Sunday 15th April 2018
3rd Sunday of Easter

Acts 3:12-19; Psalm 4; 1 John 3:1-7; Luke 24:36b-48

The words of Peter, spoken after the healing of a lame man have a significant political dimension to them; one that offers a particularly relevant way of applying the set readings to contemporary circumstances. Peter cites the man’s healing not only as evidence of the identity and power of Jesus, but as reinforcing the wrongfulness of his arrest and execution. Yet there is a clear sense within Peter’s reasoning that he does not so much apportion individual blame for Christ’s rejection, as a communal “ignorance” generated by the prevailing political systems and power structures on the part of both rulers and the ruled. This begs the question as to what political narratives and conventions Christians might be conveyed by in today’s world. The call to repent goes beyond an individual encounter with the truth of the Gospel, to one which challenges society as a whole.
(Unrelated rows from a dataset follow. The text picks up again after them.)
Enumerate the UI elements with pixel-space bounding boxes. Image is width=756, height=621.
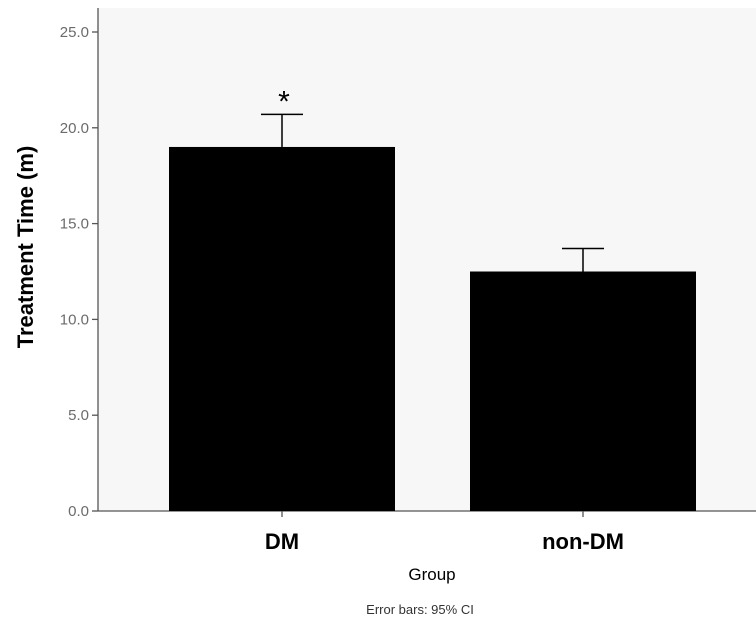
- bars: [169, 146, 696, 511]
- y-axis: 0.0 5.0 10.0 15.0 20.0 25.0: [60, 8, 99, 520]
- significance-marker: *: [278, 85, 290, 118]
- y-tick-label: 5.0: [68, 407, 89, 424]
- y-tick-label: 25.0: [60, 24, 89, 41]
- y-tick-label: 15.0: [60, 216, 89, 233]
- error-bars: [261, 113, 604, 272]
- y-tick-label: 10.0: [60, 311, 89, 328]
- bar: [169, 146, 395, 511]
- x-axis: DM non-DM: [98, 510, 756, 554]
- y-tick-label: 0.0: [68, 503, 89, 520]
- y-axis-label: Treatment Time (m): [13, 146, 38, 349]
- error-bars-note: Error bars: 95% CI: [366, 602, 474, 617]
- x-tick-label: non-DM: [542, 529, 624, 554]
- x-tick-label: DM: [265, 529, 299, 554]
- y-tick-label: 20.0: [60, 120, 89, 137]
- annotations: *: [278, 85, 290, 118]
- bar: [470, 271, 696, 511]
- x-axis-label: Group: [408, 565, 455, 584]
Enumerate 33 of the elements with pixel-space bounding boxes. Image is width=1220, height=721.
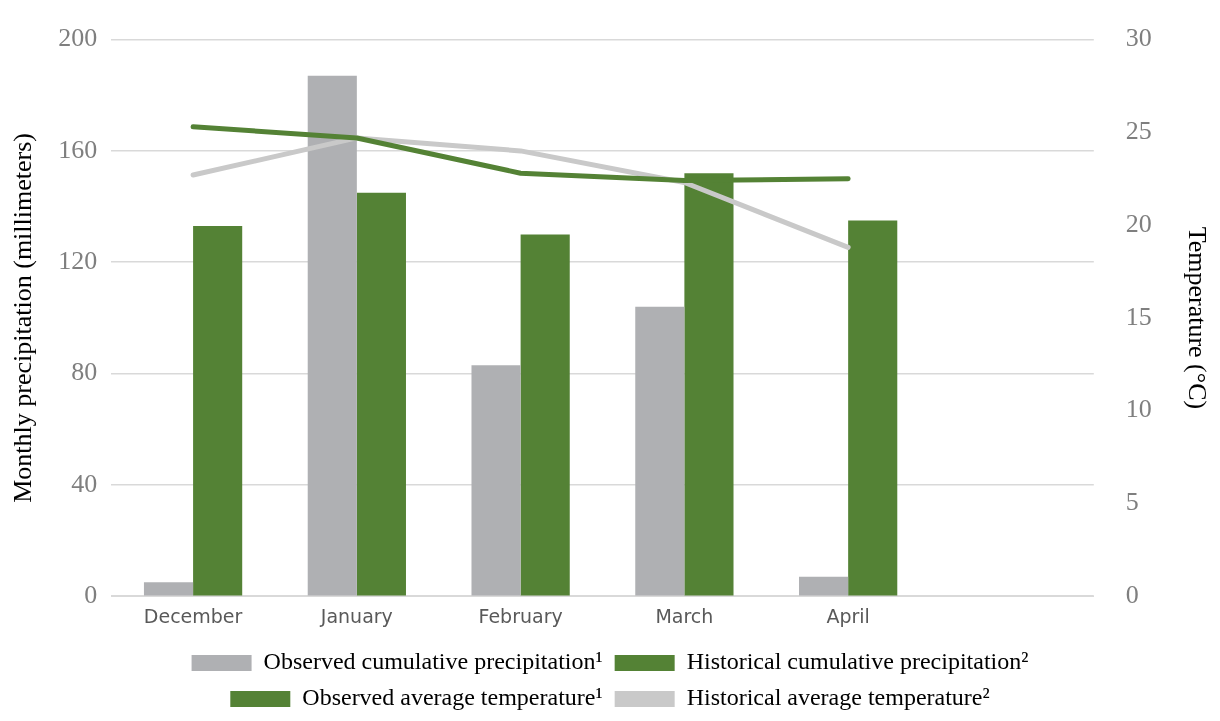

Peter makes the point that popularism led to the release of a murderer and the condemnation not simply of an innocent man, but God incarnate - the Messiah. This has much to say to our own media-fuelled society, particularly during an election campaign, about the power of popular narrative and the danger of unthinking compliance to its messages. These may well be the modern equivalents of the “idols and false gods” of which the Psalmist speaks.

Messages of repentance and contrast between the values of God’s Kingdom and earthly society echo throughout the set readings for the day. This has significant personal implications for the hearer, but also asks questions about how our society might and should be different.